Ça vaut le coup de se battre
En fouillant sur le site de la SOQUIJ, certaines batailles valent le coup d’aller jusqu’au bout. Ainsi, un couple de Sainte-Mélanie, qui avait transformé son garage en place à party, a dû verser plus de 12 500 $ en dommages, intérêts et frais d’avocats à sa voisine dérangée par le bruit qui s’arrêtait au petit matin. Un calvaire qui a duré plus de cinq ans. Le tribunal trouvait normal que des propriétaires veuillent fêter lors d’occasions spéciales, mais que cela devait demeurer l’exception. Dans ce cas-ci, le bruit portait atteinte à la jouissance paisible de la voisine, peut-on lire dans le jugement rendu en septembre 2022.
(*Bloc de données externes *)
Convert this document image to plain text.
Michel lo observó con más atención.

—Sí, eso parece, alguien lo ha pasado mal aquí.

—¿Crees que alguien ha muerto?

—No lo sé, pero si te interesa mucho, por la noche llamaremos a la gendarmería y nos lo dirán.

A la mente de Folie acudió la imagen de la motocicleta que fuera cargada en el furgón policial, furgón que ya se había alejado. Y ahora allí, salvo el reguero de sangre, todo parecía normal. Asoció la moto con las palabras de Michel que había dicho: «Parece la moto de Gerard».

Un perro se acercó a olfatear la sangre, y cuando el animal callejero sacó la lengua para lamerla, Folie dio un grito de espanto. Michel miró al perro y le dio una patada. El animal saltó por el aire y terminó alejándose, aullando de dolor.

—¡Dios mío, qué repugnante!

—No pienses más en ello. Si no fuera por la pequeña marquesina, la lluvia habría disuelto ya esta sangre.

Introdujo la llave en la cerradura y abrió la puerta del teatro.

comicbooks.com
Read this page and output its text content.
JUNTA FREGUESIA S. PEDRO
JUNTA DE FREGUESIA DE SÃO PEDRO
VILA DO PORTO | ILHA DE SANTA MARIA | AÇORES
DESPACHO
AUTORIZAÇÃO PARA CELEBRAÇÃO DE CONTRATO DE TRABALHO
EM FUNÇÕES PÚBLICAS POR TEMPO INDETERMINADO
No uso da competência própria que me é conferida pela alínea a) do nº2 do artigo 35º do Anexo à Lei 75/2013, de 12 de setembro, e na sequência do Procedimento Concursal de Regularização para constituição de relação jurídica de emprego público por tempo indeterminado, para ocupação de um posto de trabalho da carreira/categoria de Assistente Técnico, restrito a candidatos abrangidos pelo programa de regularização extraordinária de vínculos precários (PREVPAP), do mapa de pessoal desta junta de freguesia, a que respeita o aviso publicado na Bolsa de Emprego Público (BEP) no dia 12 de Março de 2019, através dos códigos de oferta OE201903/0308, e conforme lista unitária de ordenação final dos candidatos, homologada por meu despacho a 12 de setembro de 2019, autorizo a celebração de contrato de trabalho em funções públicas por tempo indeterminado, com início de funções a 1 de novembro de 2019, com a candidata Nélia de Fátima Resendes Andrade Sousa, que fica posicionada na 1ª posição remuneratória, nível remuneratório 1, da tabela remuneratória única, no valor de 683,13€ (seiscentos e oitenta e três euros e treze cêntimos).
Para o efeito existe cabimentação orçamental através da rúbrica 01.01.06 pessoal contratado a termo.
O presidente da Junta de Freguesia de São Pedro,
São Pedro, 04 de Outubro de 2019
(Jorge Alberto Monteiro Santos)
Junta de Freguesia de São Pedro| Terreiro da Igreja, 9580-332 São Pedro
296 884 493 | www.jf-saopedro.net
L’an dernier, c’est un père et un fils de Gatineau qui ont été sommés de payer une somme de plus de 12 000 $ à leur voisin après avoir charcuté sa haie de cèdre mature à l’automne 2019. Raison du conflit : ils souhaitaient voir dans le jardin… de la cour voisine.
Tout ça pour ça!
D’autres citoyens reviennent toutefois bredouilles. C’est le cas de ces deux voisins vivant sur un parc de maisons mobiles, à Baie-Comeau. Après avoir vécu 14 ans sans anicroche, l’un d’eux décide, en 2017, d’installer une caméra de surveillance alignée sur la maison du voisin. L’autre riposte avec une mise en demeure… et en faisant démarrer sa voiture en pleine nuit juste pour réveiller son voisin aux caméras.
Des irritants qui finissent par conduire les deux parties en chambre civile en mars 2023.
Verdict : ni l’un ni l’autre n’a gagné. Le tribunal a considéré que chaque partie devait partager la responsabilité de la situation quant à la faute et aux dommages subis.